BatWoman87 profile image
BatWoman87 in reply to Spacehead

All of the above, ditto for me. 33yo and diagnosed in February. Your situation sounds very, very much like my situation when I was in university.

From my experience, don't delay seeking a diagnosis and treatment. I spent a few years wondering and "poking around online" and all I ended up with was wasted time and suffering greater effects particularly at work.

You can speak to your GP about it but ask them what their comfort level is with diagnosing and treating ADHD in adult women and other potential comorbidities. If they don't give you a response that leaves you feeling like you're in good hands to manage ADHD in adult women, then you should ask for a referral to a psychiatrist for evaluation and diagnosis.
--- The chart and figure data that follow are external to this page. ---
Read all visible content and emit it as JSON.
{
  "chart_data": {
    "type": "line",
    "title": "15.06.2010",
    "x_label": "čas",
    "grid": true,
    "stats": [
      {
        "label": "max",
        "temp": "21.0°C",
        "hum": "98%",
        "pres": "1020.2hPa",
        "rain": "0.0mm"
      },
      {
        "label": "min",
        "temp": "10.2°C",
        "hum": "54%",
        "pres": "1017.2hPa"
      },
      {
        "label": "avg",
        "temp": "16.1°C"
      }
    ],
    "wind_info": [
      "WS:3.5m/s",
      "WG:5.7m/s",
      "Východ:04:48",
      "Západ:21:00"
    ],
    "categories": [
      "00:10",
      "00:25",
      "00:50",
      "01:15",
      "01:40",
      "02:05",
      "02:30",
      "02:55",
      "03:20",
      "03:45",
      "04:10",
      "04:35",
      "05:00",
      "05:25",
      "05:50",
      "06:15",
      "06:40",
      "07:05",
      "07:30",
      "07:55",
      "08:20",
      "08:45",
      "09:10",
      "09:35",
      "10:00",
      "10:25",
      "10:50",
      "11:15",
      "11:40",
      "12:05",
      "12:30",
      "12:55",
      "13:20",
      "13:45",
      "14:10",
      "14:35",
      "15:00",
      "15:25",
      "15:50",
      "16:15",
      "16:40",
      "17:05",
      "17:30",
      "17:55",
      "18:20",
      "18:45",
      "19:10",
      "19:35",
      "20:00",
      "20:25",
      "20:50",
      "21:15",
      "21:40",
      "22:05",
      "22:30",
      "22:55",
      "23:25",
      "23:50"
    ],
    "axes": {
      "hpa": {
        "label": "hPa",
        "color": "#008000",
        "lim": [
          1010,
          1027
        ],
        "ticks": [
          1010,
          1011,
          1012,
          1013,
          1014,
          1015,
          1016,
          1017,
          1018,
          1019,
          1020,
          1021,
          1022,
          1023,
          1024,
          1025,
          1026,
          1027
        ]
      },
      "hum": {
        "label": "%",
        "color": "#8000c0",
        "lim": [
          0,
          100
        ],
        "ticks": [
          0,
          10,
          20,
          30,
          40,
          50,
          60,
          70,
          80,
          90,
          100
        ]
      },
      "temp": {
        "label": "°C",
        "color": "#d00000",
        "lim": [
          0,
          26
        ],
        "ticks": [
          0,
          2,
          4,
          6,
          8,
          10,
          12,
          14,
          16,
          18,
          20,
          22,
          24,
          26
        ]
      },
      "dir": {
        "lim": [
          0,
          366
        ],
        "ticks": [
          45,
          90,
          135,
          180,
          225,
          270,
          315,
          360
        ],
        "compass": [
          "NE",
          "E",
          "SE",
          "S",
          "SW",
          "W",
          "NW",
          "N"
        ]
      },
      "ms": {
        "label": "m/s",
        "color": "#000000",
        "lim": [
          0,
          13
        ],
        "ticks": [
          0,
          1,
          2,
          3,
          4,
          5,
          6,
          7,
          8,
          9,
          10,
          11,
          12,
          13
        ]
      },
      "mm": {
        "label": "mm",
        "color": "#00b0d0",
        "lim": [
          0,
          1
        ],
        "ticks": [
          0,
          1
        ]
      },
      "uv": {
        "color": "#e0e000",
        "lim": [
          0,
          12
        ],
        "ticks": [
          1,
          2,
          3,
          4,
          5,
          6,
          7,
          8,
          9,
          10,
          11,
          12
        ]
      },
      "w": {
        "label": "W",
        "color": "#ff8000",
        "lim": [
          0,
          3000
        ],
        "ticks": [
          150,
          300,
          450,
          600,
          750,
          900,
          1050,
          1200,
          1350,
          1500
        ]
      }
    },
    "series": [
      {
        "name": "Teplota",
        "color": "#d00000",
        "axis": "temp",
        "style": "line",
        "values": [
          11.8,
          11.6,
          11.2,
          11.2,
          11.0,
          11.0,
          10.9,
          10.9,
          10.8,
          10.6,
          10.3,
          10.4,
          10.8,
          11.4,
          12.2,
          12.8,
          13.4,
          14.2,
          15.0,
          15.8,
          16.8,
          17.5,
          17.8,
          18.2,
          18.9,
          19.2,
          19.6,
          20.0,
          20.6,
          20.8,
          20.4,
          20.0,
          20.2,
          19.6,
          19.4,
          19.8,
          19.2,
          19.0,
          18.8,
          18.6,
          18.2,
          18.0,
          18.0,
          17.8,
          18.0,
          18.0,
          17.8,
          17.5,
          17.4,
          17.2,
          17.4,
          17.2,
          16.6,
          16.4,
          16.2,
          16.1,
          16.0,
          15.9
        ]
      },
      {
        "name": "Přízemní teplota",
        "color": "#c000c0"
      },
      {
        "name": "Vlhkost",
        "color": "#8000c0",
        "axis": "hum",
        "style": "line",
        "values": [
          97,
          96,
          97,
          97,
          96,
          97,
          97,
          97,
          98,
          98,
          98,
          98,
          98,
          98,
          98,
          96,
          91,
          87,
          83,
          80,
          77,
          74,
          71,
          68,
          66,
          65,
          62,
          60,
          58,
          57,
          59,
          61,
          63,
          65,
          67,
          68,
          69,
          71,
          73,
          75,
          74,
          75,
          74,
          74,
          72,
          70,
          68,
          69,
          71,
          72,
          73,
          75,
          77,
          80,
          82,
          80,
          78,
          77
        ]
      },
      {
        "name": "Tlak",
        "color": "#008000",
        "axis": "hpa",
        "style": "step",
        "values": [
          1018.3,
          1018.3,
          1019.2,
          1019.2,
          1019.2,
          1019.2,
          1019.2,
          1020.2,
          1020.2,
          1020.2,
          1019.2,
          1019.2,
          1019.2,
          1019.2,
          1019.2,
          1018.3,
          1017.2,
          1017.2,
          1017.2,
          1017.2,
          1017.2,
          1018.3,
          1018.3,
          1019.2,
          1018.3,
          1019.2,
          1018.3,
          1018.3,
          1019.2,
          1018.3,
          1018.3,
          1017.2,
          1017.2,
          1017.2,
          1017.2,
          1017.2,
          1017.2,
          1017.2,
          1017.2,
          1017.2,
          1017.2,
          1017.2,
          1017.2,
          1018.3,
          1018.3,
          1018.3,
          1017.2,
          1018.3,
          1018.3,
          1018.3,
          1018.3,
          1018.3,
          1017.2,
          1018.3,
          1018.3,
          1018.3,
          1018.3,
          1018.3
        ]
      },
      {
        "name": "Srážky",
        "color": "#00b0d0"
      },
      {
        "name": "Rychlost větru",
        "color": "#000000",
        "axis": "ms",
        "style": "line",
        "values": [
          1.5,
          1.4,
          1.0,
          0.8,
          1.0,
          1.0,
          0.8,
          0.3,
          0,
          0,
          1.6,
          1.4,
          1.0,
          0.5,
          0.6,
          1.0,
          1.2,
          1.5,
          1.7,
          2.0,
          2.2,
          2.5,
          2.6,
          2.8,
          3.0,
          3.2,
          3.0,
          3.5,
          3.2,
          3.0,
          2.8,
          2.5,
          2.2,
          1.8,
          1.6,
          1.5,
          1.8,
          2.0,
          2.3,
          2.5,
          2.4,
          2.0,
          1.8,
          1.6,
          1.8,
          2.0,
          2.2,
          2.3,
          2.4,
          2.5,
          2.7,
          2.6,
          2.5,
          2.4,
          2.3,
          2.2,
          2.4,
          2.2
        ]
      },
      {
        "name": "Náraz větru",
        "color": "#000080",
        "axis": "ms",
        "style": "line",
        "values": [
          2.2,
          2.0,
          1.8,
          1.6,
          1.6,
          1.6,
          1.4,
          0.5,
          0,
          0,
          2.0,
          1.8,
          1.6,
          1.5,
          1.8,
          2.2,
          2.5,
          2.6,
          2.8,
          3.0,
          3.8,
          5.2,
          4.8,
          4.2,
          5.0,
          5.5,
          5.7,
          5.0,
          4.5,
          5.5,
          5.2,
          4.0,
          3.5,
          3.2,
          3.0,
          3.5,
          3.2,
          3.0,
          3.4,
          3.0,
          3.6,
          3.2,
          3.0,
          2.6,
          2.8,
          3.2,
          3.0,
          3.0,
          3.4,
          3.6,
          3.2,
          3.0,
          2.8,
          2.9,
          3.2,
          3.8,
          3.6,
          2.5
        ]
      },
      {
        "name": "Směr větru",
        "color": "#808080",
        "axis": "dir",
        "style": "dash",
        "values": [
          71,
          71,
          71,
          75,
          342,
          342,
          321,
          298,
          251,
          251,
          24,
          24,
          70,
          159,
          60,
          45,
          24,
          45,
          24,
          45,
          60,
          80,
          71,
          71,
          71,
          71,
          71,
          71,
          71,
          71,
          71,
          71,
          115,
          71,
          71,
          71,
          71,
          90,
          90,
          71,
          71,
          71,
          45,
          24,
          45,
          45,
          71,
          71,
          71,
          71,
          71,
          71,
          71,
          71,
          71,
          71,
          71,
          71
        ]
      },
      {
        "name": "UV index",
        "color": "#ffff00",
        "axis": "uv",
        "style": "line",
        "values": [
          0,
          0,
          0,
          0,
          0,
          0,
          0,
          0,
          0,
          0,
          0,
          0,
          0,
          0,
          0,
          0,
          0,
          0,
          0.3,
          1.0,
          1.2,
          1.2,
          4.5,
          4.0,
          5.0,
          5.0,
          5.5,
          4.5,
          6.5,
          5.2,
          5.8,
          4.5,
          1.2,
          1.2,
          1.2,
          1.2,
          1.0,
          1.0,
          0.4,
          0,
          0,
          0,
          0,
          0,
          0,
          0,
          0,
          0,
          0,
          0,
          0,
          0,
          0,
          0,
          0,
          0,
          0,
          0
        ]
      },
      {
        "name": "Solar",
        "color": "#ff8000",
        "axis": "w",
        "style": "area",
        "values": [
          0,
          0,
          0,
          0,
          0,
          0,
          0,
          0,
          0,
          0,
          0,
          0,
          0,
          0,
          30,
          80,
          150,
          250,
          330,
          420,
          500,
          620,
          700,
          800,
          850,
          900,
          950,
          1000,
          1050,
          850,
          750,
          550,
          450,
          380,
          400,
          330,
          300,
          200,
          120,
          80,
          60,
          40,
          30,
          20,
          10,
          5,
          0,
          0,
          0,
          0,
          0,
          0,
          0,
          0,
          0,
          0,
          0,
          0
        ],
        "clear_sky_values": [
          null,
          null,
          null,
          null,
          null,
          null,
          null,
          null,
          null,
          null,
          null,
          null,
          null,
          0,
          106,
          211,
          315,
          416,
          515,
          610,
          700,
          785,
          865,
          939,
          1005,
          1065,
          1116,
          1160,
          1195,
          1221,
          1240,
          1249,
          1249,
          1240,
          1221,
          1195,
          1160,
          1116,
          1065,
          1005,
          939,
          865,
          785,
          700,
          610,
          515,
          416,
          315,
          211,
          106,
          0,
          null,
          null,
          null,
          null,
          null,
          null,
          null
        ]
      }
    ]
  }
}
Diagnosis may not be straight forward especially if you were high achieving. The psychiatrist may respond, as mine did, with "it's too difficult to tell". I was told to wait a few months to see how a new medication would work (one I had just started as an add-on for treating my depression and trying to address my concentration issues - Wellbutrin, one of the non-stimulant medication options for ADHD). My ADHD procrastination meant it was almost 2 years later before my GP asked me to book with the psychiatrist again when I started having issues getting any work done because of COVID.

My psychiatrist then said I required a psychological evaluation for ADHD because it was too difficult for him to tell. That involved a bunch of forms and rating scales and interviews with the psychologist. But, I finally got a diagnosis of mild inattentive ADHD. Back with the psychiatrist now to manage my medication and really just starting on this journey of treating my ADHD.

So yes, sounds like it could well be ADHD, and it's worth it to pursue evaluation. You'll need to advocate for yourself and try not to let your ADHD stand as a barrier to your evaluation. If possible try to find an accountability buddy to keep you moving forward.

Best of luck!

fals7 profile image
fals7 in reply to BatWoman87

Thank you! This is great advice, and I'll definitely think about this when I try to get evaluated in a couple months. Best of luck to you as well!

fals7 profile image
fals7 in reply to Spacehead

Thank you so much! I've made up my mind to finally get evaluated once this school year finishes (t makes me anxious to even contemplate adding finding a psychiatrist to the other things I'm behind on), so hopefully something will come out of that. Best of luck to you as well!